First United Methodist Church of Tuscaloosa encourages mission teams to share Wednesday night family night with them each week.  Meals are free and are quite good – grilled cod, chicken over rice, mixed veggies, yeast rolls – there were over 150 church members there.  This week there will be an Ash
Wednesday service after the dinner.

There was also another small team of five that were from York, PA that worked on a double wide trailer’s roof.  Shirley, the homeowner, had brought her whole family into the house (25 people living in a double wide!).  The storm damaged the roof and it was leaking onto where the children were sleeping on the couch.  She had no stove so she was using a George Foreman grill.  She currently has 17 family members living with her who have been displaced.  She is handicapped and depressed.  One of the other team leaders just sat and talked with her – sometimes that is all that they want – someone they can talk to – this is a process of healing for them. 

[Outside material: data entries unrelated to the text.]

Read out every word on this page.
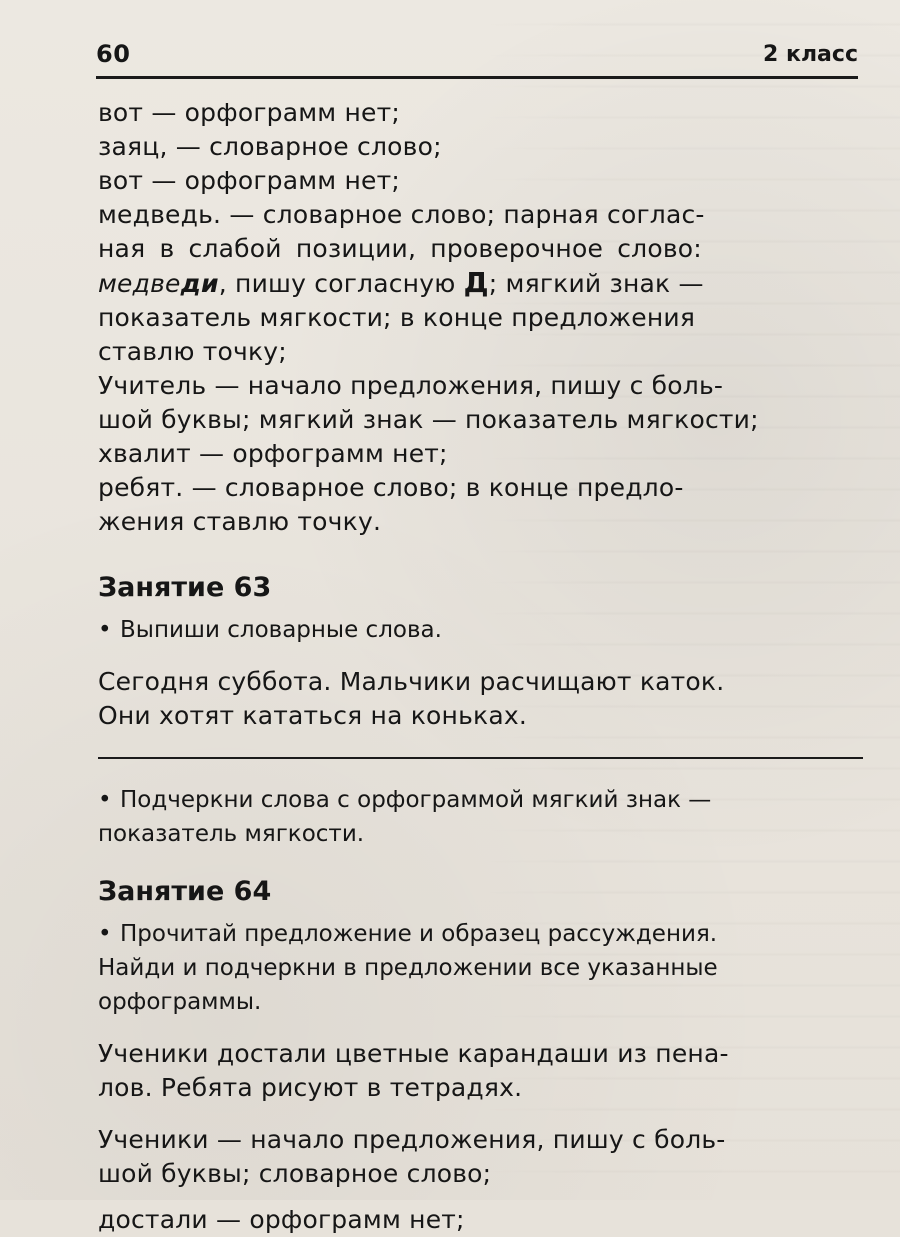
60	2 класс
вот — орфограмм нет;
заяц, — словарное слово;
вот — орфограмм нет;
медведь. — словарное слово; парная соглас-
ная в слабой позиции, проверочное слово:
медведи, пишу согласную Д; мягкий знак —
показатель мягкости; в конце предложения
ставлю точку;
Учитель — начало предложения, пишу с боль-
шой буквы; мягкий знак — показатель мягкости;
хвалит — орфограмм нет;
ребят. — словарное слово; в конце предло-
жения ставлю точку.
Занятие 63
• Выпиши словарные слова.
Сегодня суббота. Мальчики расчищают каток.
Они хотят кататься на коньках.
• Подчеркни слова с орфограммой мягкий знак —
показатель мягкости.
Занятие 64
• Прочитай предложение и образец рассуждения.
Найди и подчеркни в предложении все указанные
орфограммы.
Ученики достали цветные карандаши из пена-
лов. Ребята рисуют в тетрадях.
Ученики — начало предложения, пишу с боль-
шой буквы; словарное слово;
достали — орфограмм нет;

The team from IN had invited us to dinner on Thursday and we gave a presentation of behind the scenes of UMCOR and how they determine who gets what and what the process is.  Fortunately, I had done some intake and case management at Galveston and some in MS so I was able to give them a bit more information than they came in with.  Ken filled in the gaps where I was not able to answer.  We make a great team!  I spoke with one of the Case Managers on Thursday and his assistant is going to CA to visit her grandbaby and when he found out I had done some case management, he said he would be checking with my “bosses” to see if they would release me to help him out for the remainder of the month.  I hope so.

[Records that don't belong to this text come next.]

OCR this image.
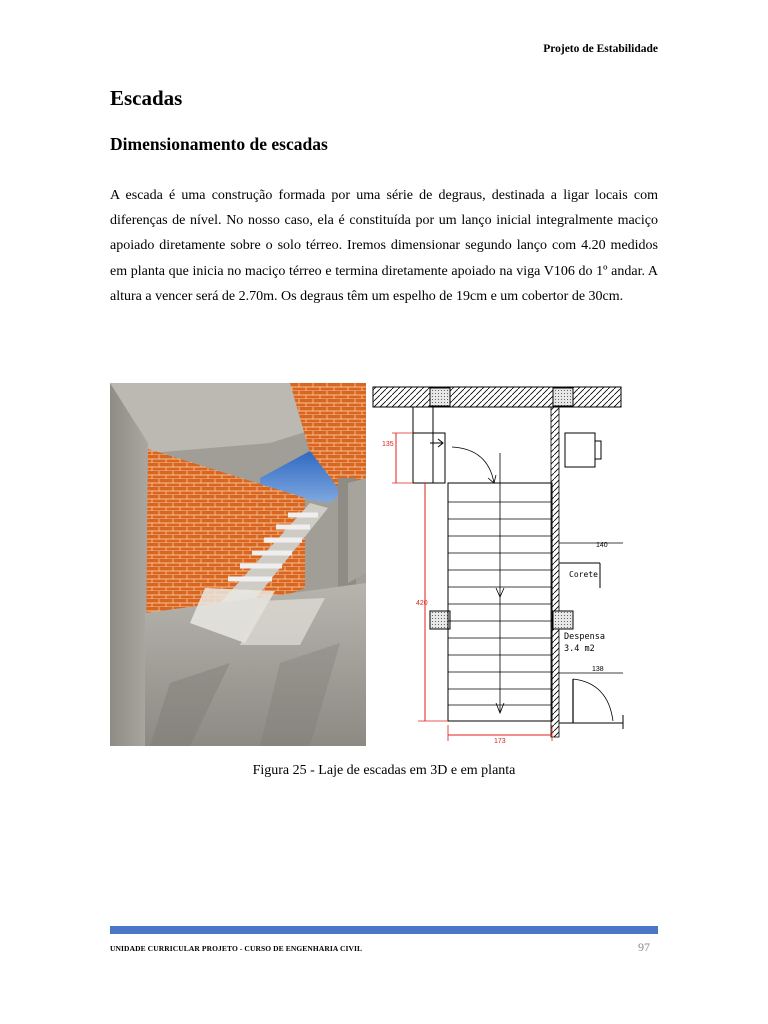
Projeto de Estabilidade
Escadas
Dimensionamento de escadas

A escada é uma construção formada por uma série de degraus, destinada a ligar locais com diferenças de nível. No nosso caso, ela é constituída por um lanço inicial integralmente maciço apoiado diretamente sobre o solo térreo. Iremos dimensionar segundo lanço com 4.20 medidos em planta que inicia no maciço térreo e termina diretamente apoiado na viga V106 do 1º andar. A altura a vencer será de 2.70m. Os degraus têm um espelho de 19cm e um cobertor de 30cm.

135
420
173
140
Corete
Despensa
3.4 m2
138
Figura 25 - Laje de escadas em 3D e em planta
UNIDADE CURRICULAR PROJETO - CURSO DE ENGENHARIA CIVIL	97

Deloris (the homeowner) came with her grandson, BoBo, and she was in tears to see what had been accomplished.  The last time she had been in the house it had only the studs in.  She is so very happy to see it coming to completion.  We are hoping to be here when she does move in.  We are shooting for the end of the month.  In two weeks we are to have 50 people here, so it looks like it might be close.

Julie, Doloris, BoBo
Ken has worked on the handicap ramp extension – it is beautiful.


Ken checking over the drawing


Ken coming down his almost completed ramp




















We went to a play with the group from IN called “Noises”.  It was about behind the scenes of flubs of a play.  It was hysterical. 


Visit with my brother, Butch and his family
Melissa, Butch,  Jeremy, Julie & Jessica
That's all from Tuscaloosa this week.